Dia desses meditava sobre a expressão espanhola “pero no mucho”, que significa algo como “porém não muito”, e sua influência sobre a nossa qualidade de vida. Retornei alguns milênios no tempo, quando ensinava-se que a certeza de que as leis serão aplicadas é mais importante que seu eventual rigor.
O Brasil, através de leis das mais rigorosas do mundo, protege seus consumidores – “pero no mucho”, já que nosso conhecido espírito tolerante acaba atenuando eventuais sanções até que desmoralizadas fiquem.
O Brasil, através de leis das mais avançadas do mundo, protege seus filhos dos efeitos nefastos da criminalidade – “pero no mucho”, pois as prisões populadas quase que exclusivamente por miseráveis e a ausência do Estado em diversos rincões lançaram-nos em deplorável realidade, justificadamente comparável a algumas guerras que flagelam a humanidade.

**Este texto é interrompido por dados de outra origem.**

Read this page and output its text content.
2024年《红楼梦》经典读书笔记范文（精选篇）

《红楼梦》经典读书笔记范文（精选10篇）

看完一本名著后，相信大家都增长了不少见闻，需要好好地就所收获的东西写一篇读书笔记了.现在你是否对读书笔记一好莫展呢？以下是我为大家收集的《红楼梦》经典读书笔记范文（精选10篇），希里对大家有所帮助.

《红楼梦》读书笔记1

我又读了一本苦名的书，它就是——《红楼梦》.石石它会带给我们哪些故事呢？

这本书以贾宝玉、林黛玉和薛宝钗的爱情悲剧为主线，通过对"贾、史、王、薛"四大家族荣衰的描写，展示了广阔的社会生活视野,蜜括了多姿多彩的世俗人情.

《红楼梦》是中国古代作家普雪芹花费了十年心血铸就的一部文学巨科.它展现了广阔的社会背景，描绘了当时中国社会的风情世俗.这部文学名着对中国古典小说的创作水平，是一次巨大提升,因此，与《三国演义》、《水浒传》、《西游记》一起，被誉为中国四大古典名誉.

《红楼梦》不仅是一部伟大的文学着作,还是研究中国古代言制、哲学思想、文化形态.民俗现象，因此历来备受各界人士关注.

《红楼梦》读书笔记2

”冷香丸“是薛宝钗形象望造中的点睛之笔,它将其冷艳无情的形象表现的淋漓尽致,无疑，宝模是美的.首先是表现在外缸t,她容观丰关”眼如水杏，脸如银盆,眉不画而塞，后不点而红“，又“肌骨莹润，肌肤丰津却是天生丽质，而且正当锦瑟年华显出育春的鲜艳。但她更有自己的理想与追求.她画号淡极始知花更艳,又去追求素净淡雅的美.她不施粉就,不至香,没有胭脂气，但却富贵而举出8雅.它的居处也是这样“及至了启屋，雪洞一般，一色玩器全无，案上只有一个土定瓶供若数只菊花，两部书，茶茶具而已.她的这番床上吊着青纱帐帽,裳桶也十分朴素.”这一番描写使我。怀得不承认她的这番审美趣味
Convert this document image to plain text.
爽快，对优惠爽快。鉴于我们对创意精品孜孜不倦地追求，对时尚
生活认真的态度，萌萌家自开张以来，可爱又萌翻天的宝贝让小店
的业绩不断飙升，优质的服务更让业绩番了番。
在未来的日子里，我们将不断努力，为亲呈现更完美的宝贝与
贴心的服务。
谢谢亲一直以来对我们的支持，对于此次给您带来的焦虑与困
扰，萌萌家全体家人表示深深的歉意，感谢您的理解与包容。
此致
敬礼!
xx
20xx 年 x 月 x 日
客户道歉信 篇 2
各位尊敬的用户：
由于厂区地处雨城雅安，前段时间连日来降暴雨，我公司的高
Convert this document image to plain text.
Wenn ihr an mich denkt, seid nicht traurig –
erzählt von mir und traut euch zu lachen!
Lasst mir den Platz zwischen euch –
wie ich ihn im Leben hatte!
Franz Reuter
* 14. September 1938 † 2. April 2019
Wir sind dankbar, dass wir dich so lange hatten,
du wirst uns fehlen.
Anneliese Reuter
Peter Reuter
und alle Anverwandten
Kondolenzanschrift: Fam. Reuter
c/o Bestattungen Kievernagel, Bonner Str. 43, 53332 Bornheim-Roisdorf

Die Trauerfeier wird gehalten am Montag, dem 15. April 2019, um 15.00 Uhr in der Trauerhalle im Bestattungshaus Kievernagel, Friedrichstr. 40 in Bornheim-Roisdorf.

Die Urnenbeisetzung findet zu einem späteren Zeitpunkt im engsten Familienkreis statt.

O Brasil, através de leis das mais meticulosas do mundo, protege o ambiente empresarial – “pero no mucho”, pois os infindáveis meandros da burocracia lançam sobre as empresas aqui instaladas uma das maiores cargas administrativas que a humanidade jamais concebeu, tornando belos princípios “letra morta”.
O Brasil, através de leis das mais belas do mundo, protege suas vítimas de crimes – “pero no mucho”, pois a ausência de instrumentos que permitam transformar a teoria em prática lança na miséria e no desamparo tantos órfãos e viúvas.
O Brasil, através de leis das mais humanas do mundo, proíbe a tortura – “pero no mucho”, pois uma sociedade desigual e conflituosa acaba fechando os olhos ao que acontece em suas prisões, aceitando aquela máxima segundo a qual “tudo é aceitável contra certo tipo de gente”.
O Brasil, através de leis das mais lógicas do mundo, garante a saúde e a educação para todos os seus filhos – “pero no mucho”, pois a corrupção, no mais das vezes impune, aliada aos desmandos administrativos, desvia recursos dos hospitais e submete nossas crianças a criminosos que ditam quando e de que forma nossas escolas devem funcionar.
Leio nos jornais que traficantes limitam a circulação de pessoas em bairros pobres. Vou à janela. Contemplo nosso tão rico, pobre e conflituoso país. E fico a pensar: até quando ignoraremos a verdade óbvia de que nosso sistema legal, perdoando a digressão, não está legal?